Sharing the disorder can foster a more positive and effective work environment. One example of this is an individual was having a hard time working with some coworkers for years. It is likely that there was miscommunication occurring with nonsocial cues. After I wrote a letter to be shared with this individual’s supervisor and coworkers communication at work improved. There was an increased understanding, acceptance, and support that was not there previously. In fact, the coworker that had started off with the most rocky relationship actually brought in something special to celebrate Autism Awareness Day.
Another reason to consider communicating the diagnosis to employers is so that there is a betterchance of the employment working out.
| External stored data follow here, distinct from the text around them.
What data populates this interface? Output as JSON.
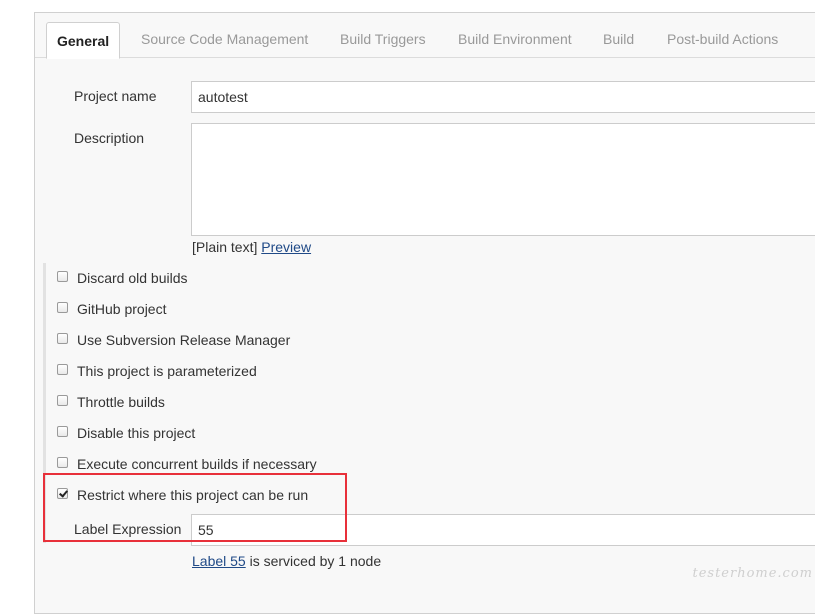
{
  "tabs": [
    "General",
    "Source Code Management",
    "Build Triggers",
    "Build Environment",
    "Build",
    "Post-build Actions"
  ],
  "project_name": {
    "label": "Project name",
    "value": "autotest"
  },
  "description": {
    "label": "Description",
    "value": ""
  },
  "format": {
    "plain_text": "[Plain text]",
    "preview": "Preview"
  },
  "options": [
    {
      "label": "Discard old builds",
      "checked": false
    },
    {
      "label": "GitHub project",
      "checked": false
    },
    {
      "label": "Use Subversion Release Manager",
      "checked": false
    },
    {
      "label": "This project is parameterized",
      "checked": false
    },
    {
      "label": "Throttle builds",
      "checked": false
    },
    {
      "label": "Disable this project",
      "checked": false
    },
    {
      "label": "Execute concurrent builds if necessary",
      "checked": false
    },
    {
      "label": "Restrict where this project can be run",
      "checked": true
    }
  ],
  "label_expression": {
    "label": "Label Expression",
    "value": "55"
  },
  "label_status": {
    "link": "Label 55",
    "text": " is serviced by 1 node"
  },
  "watermark": "testerhome.com",
  "colors": {
    "highlight": "#e8303a",
    "link": "#204a87"
  }
}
Not in every case, but many individuals with ASD who do not reveal their diagnosis have a spotty employment record. They may be let go at a higher rate or may choose to leave jobs that they find stressful. By communicating about their diagnosis it may not only aid in keeping their job, but make that job go more smoothly.
How would I share this diagnosis with employers? One option is for a psychologist to send a letter. This could help by giving not only information about Autism, but also could provide information pertinent to working with that individual. Autism does not manifest the same way for everyone. Therefore, there are specific characteristics to be shared and recommendations to be given for that individual. Another option is for the individual with ASD to pen the letter themselves in order to share their diagnosis, along with what Autism is and how to best communicate with them.
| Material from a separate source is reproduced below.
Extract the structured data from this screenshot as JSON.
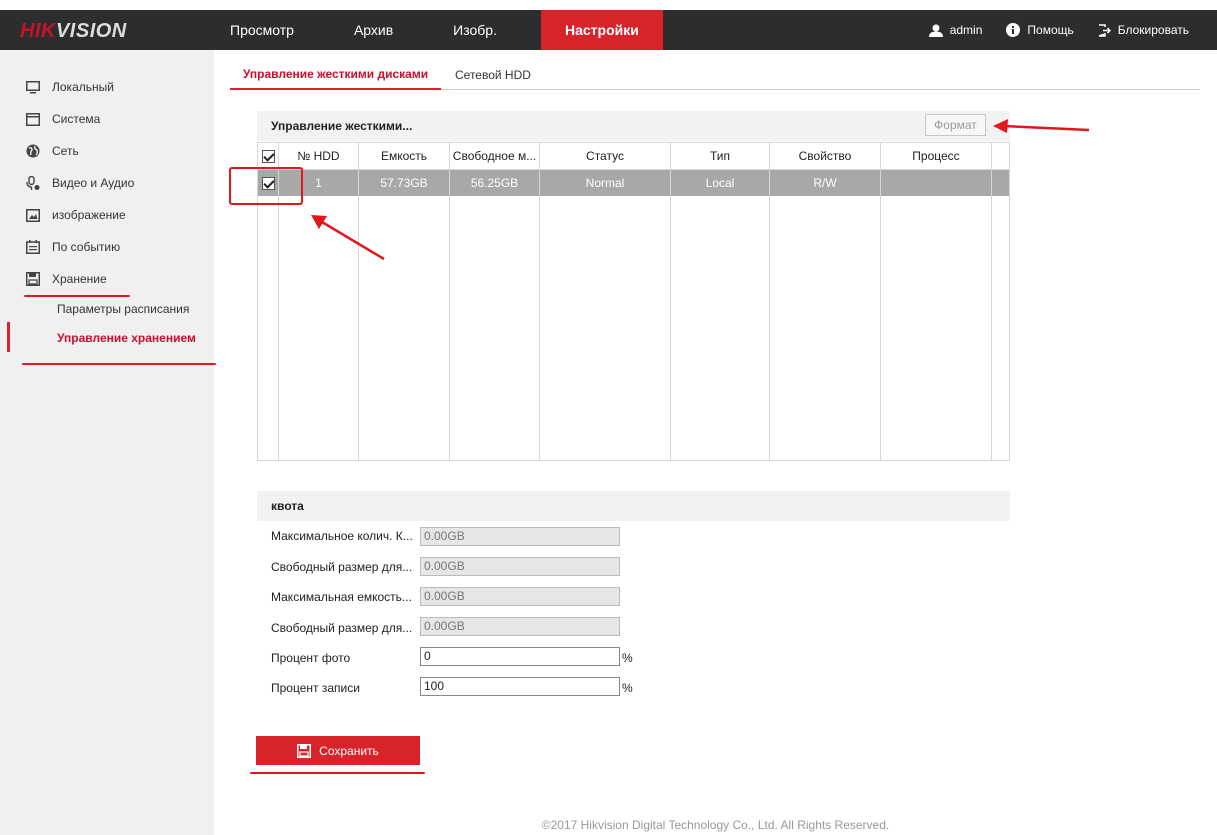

Another reason for sharing the diagnosis is to be able to request a reasonable accommodation. For many with Autism, sensory agitators in the environment can cause increased stress. These agitators may include: noises, crowded areas, lights, scents, or touch. Accommodations that are often provided in schooling to alleviate symptoms for those with ASD include quiet breaks and the use of headphones/ear plugs. These reasonable accommodations are also warranted in the work environment and can be requested when the individual communicates with the employer regarding the ASD diagnosis. Typically these accommodations are relatively easy to provide, but make a large difference in lowering stress for an individual with ASD and will aid them in working effectively and efficiently.